Глава тридцать четвёртая 1944-й

«…здесь завязалось ожесточённейшее сражение, такое, какого мы не видели со времени Курской дуги».

В начале 1944 года была проведена весьма удачная Корсунь-Шевченковская операция. Она принесла славу Коневу. Было захвачено 18 тысяч пленных, 41 самолёт, 167 танков и штурмовых орудий, 618 полевых орудий, 267 миномётов, 789 пулемётов, десять тысяч автомашин, семь паровозов, 415 вагонов и цистерн, 127 тягачей и другие трофеи. Во время попытки прорыва был убит командующий корсунь-шевченковской группировкой генерал Штеммерман. Над немецкой армией снова нависла зловещая тень Сталинграда. Разгромом крупнейшей корсунь-шевченковской группировки наши войска открывали для себя Заднепровье.

Успех 2-го Украинского фронта был сокрушительным. Сразу же вышел указ о присвоении Коневу звания «Маршал Советского Союза».

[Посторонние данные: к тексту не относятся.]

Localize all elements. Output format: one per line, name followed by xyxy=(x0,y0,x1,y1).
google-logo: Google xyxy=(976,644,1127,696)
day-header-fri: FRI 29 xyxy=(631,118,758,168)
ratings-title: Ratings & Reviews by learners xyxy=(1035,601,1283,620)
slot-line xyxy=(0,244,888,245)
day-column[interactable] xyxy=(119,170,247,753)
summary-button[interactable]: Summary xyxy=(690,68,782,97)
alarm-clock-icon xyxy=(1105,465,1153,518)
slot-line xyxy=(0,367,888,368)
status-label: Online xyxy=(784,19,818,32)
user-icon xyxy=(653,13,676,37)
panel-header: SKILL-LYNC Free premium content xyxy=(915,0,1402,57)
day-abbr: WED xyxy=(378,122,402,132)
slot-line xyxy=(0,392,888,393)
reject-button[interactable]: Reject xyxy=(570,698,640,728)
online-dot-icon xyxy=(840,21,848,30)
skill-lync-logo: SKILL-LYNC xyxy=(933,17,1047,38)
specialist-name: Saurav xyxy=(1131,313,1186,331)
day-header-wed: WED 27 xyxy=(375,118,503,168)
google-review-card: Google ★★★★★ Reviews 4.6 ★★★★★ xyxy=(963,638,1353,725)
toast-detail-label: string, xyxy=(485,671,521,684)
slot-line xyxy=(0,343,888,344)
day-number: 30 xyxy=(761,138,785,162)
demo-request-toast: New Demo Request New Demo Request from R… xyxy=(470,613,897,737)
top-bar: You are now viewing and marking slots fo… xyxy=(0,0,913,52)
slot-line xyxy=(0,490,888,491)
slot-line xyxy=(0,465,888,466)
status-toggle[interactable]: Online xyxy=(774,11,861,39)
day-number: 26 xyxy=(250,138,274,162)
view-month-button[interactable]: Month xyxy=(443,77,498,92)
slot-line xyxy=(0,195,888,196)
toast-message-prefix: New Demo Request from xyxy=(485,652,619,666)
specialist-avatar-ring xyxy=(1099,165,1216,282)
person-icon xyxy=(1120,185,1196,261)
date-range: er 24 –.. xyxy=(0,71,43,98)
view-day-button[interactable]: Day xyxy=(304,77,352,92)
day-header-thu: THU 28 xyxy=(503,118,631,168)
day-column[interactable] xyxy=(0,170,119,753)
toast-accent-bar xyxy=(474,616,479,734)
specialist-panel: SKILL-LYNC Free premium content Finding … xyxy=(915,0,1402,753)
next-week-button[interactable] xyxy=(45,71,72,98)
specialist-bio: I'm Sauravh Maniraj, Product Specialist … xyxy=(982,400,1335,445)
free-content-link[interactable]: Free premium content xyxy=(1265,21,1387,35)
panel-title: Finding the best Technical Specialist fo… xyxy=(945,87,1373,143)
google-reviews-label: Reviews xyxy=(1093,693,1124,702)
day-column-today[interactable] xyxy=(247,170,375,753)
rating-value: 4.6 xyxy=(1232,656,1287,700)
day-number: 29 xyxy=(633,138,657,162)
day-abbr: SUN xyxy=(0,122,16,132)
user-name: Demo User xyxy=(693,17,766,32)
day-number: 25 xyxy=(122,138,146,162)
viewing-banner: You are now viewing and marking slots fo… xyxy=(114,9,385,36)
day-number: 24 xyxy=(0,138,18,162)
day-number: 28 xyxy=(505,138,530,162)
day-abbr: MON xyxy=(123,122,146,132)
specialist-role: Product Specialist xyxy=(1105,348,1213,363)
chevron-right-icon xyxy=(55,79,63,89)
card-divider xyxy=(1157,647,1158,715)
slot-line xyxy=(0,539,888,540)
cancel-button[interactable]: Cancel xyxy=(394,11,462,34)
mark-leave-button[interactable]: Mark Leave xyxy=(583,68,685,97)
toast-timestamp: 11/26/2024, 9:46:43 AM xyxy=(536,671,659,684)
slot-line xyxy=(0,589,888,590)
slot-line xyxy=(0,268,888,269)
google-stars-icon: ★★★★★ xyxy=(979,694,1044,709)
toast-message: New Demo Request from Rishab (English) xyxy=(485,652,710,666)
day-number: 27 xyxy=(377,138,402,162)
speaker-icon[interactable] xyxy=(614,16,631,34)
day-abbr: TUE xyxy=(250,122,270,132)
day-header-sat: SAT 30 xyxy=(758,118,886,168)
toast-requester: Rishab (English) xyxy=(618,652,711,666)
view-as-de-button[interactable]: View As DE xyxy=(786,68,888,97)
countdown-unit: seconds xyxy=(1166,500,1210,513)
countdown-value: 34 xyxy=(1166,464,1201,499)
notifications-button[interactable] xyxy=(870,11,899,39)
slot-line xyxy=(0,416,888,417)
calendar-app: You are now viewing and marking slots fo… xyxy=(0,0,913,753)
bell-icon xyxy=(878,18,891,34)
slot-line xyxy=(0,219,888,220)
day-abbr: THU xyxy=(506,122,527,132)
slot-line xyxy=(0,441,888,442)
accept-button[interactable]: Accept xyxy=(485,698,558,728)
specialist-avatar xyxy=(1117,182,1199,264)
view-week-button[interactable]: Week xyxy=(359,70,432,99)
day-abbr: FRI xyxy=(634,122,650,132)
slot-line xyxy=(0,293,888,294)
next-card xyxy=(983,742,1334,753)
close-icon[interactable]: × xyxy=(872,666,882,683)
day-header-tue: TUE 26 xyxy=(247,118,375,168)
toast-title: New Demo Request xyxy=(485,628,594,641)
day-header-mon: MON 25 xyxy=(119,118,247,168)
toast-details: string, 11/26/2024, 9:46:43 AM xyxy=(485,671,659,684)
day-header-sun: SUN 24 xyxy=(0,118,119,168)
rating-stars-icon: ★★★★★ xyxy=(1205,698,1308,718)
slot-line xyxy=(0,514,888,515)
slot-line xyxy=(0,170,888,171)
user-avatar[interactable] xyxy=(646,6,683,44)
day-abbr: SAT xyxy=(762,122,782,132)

Звание Коневу присвоили, а маршальские погоны — работа штучная, и выполняли её золотошвейки в Москве, по индивидуальному заказу. Так что погон для нового маршала не оказалось. А у Жукова была запасная пара. И он её привёз в подарок Коневу. Вручил и поздравил от имени Ставки Верховного главнокомандования.

Правда, говорят, что это всего лишь легенда. Но Конев вспоминал, что Жуков к нему в те дни действительно приезжал. «Мы встретились с ним на командном пункте 27-й армии в Джурженцах», — писал впоследствии в «Записках командующего фронтом» маршал Конев.

Действиями командования 1-го Украинского фронта и представителя Ставки, в период проведения Корсунь-Шевченковской операции находившегося при штабе фронта, Верховный остался недоволен. Он винил Ватутина и Жукова в том, что по их допущению часть немецкой группировки всё же смогла вырваться из окружения.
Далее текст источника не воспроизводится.